Preventing AI Hallucinations
Since you now understand the reasons for and how to detect AI hallucination, is there any way to prevent such things while interacting with AI? Well, yes, there are a number of things which you can do to minimise the occurrence of hallucinations in AI, and the easiest ones are given below.
- Use clear and specific prompts: Guide the model by using clear instructions and add additional context consisting of specific numbers, relevant data sources, etc.
- Filtering and ranking strategies: Large language models have certain parameters that users can adjust according to their needs. Changing these parameters, one can easily control the randomness of the output. Filtering the things helps minimise such randomness and helps AI to minimise hallucinations.
- Multishot prompting: Providing several examples of the desired results that a user wants.
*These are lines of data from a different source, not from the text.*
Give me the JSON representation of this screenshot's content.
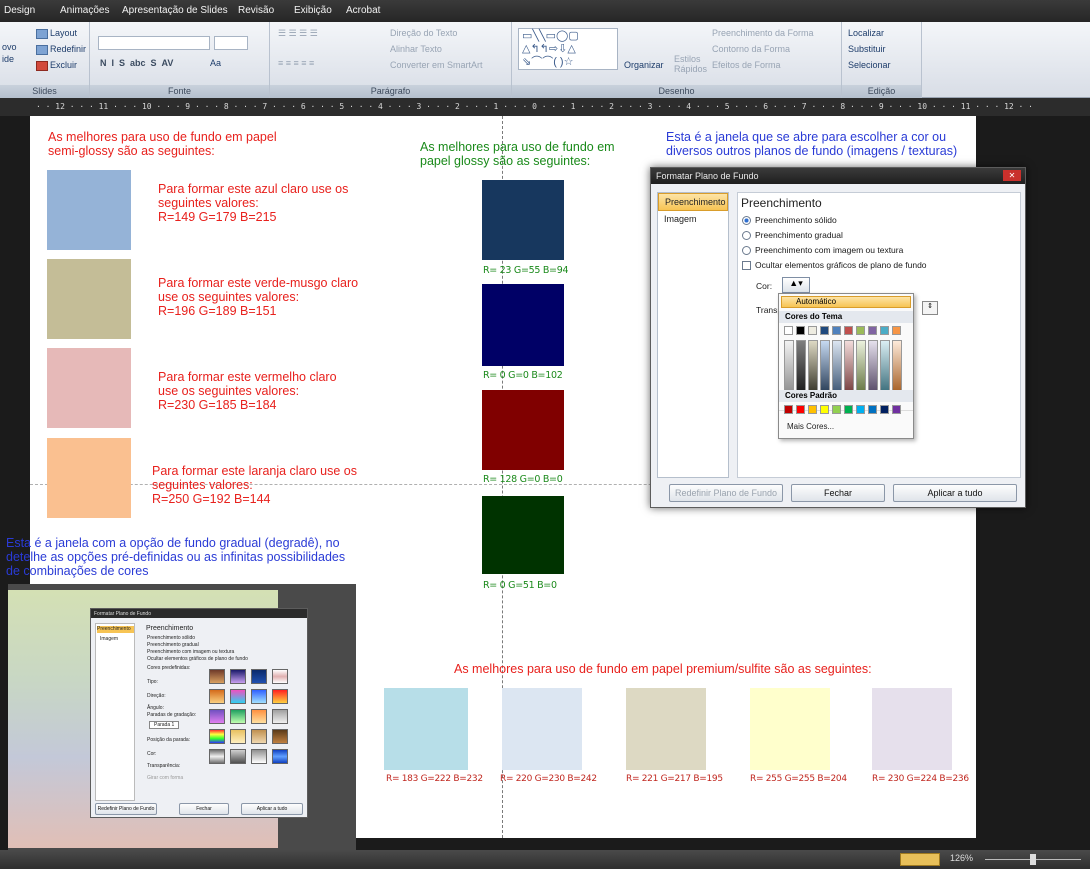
{
  "menubar": {
    "items": [
      "Design",
      "Animações",
      "Apresentação de Slides",
      "Revisão",
      "Exibição",
      "Acrobat"
    ]
  },
  "ribbon": {
    "slides": {
      "layout": "Layout",
      "redefinir": "Redefinir",
      "excluir": "Excluir",
      "novo": "ovo",
      "novo2": "ide",
      "group": "Slides"
    },
    "fonte": {
      "group": "Fonte",
      "aa": "Aa"
    },
    "paragrafo": {
      "direcao": "Direção do Texto",
      "alinhar": "Alinhar Texto",
      "converter": "Converter em SmartArt",
      "group": "Parágrafo"
    },
    "desenho": {
      "organizar": "Organizar",
      "estilos": "Estilos",
      "rapidos": "Rápidos",
      "preenchimento": "Preenchimento da Forma",
      "contorno": "Contorno da Forma",
      "efeitos": "Efeitos de Forma",
      "group": "Desenho"
    },
    "edicao": {
      "localizar": "Localizar",
      "substituir": "Substituir",
      "selecionar": "Selecionar",
      "group": "Edição"
    }
  },
  "ruler": "· · 12 · · · 11 · · · 10 · · · 9 · · · 8 · · · 7 · · · 6 · · · 5 · · · 4 · · · 3 · · · 2 · · · 1 · · · 0 · · · 1 · · · 2 · · · 3 · · · 4 · · · 5 · · · 6 · · · 7 · · · 8 · · · 9 · · · 10 · · · 11 · · · 12 · ·",
  "slide": {
    "semi_title": "As melhores para uso de fundo em papel semi-glossy são as seguintes:",
    "semi": [
      {
        "color": "#95B3D7",
        "text1": "Para formar este azul claro use os",
        "text2": "seguintes valores:",
        "text3": "R=149 G=179 B=215"
      },
      {
        "color": "#C4BD97",
        "text1": "Para formar este verde-musgo claro",
        "text2": "use os seguintes valores:",
        "text3": "R=196 G=189 B=151"
      },
      {
        "color": "#E6B9B8",
        "text1": "Para formar este vermelho claro",
        "text2": "use os seguintes valores:",
        "text3": "R=230 G=185 B=184"
      },
      {
        "color": "#FAC090",
        "text1": "Para formar este laranja claro use os",
        "text2": "seguintes valores:",
        "text3": "R=250 G=192 B=144"
      }
    ],
    "glossy_title": "As melhores para uso de fundo em papel glossy são as seguintes:",
    "glossy": [
      {
        "color": "#17375E",
        "label": "R= 23 G=55 B=94"
      },
      {
        "color": "#000066",
        "label": "R= 0 G=0 B=102"
      },
      {
        "color": "#800000",
        "label": "R= 128 G=0 B=0"
      },
      {
        "color": "#003300",
        "label": "R= 0 G=51 B=0"
      }
    ],
    "janela_title": "Esta é a janela que se abre para escolher a cor ou diversos outros planos de fundo (imagens / texturas)",
    "gradual_title": "Esta é a janela com a opção de fundo gradual (degradê), no detelhe as opções pré-definidas ou as infinitas possibilidades de combinações de cores",
    "premium_title": "As melhores para uso de fundo em papel premium/sulfite são as seguintes:",
    "premium": [
      {
        "color": "#B7DEE8",
        "label": "R= 183 G=222 B=232"
      },
      {
        "color": "#DCE6F2",
        "label": "R= 220 G=230 B=242"
      },
      {
        "color": "#DDD9C3",
        "label": "R= 221 G=217 B=195"
      },
      {
        "color": "#FFFFCC",
        "label": "R= 255 G=255 B=204"
      },
      {
        "color": "#E6E0EC",
        "label": "R= 230 G=224 B=236"
      }
    ]
  },
  "dialog": {
    "title": "Formatar Plano de Fundo",
    "tab_preenchimento": "Preenchimento",
    "tab_imagem": "Imagem",
    "heading": "Preenchimento",
    "opt1": "Preenchimento sólido",
    "opt2": "Preenchimento gradual",
    "opt3": "Preenchimento com imagem ou textura",
    "chk": "Ocultar elementos gráficos de plano de fundo",
    "cor": "Cor:",
    "transp": "Transp",
    "automatico": "Automático",
    "cores_tema": "Cores do Tema",
    "cores_padrao": "Cores Padrão",
    "mais": "Mais Cores...",
    "btn_redefinir": "Redefinir Plano de Fundo",
    "btn_fechar": "Fechar",
    "btn_aplicar": "Aplicar a tudo"
  },
  "small_dialog": {
    "title": "Formatar Plano de Fundo",
    "tab1": "Preenchimento",
    "tab2": "Imagem",
    "heading": "Preenchimento",
    "o1": "Preenchimento sólido",
    "o2": "Preenchimento gradual",
    "o3": "Preenchimento com imagem ou textura",
    "o4": "Ocultar elementos gráficos de plano de fundo",
    "cores_pre": "Cores predefinidas:",
    "tipo": "Tipo:",
    "direcao": "Direção:",
    "angulo": "Ângulo:",
    "paradas": "Paradas de gradação:",
    "parada": "Parada 1",
    "posicao": "Posição da parada:",
    "cor": "Cor:",
    "transparencia": "Transparência:",
    "girar": "Girar com forma",
    "b1": "Redefinir Plano de Fundo",
    "b2": "Fechar",
    "b3": "Aplicar a tudo"
  },
  "status": {
    "zoom": "126%"
  }
}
It helps the model to analyse more accurately and generate results with accuracy.
Conclusion:
AI hallucination has been one of the leading issues that users are facing these days, and companies that are serving AI tools are now researching a practical cure by training their LLMs. Hopefully, this article helped you gain knowledge about AI Hallucinations and will be attentive towards detecting and preventing them.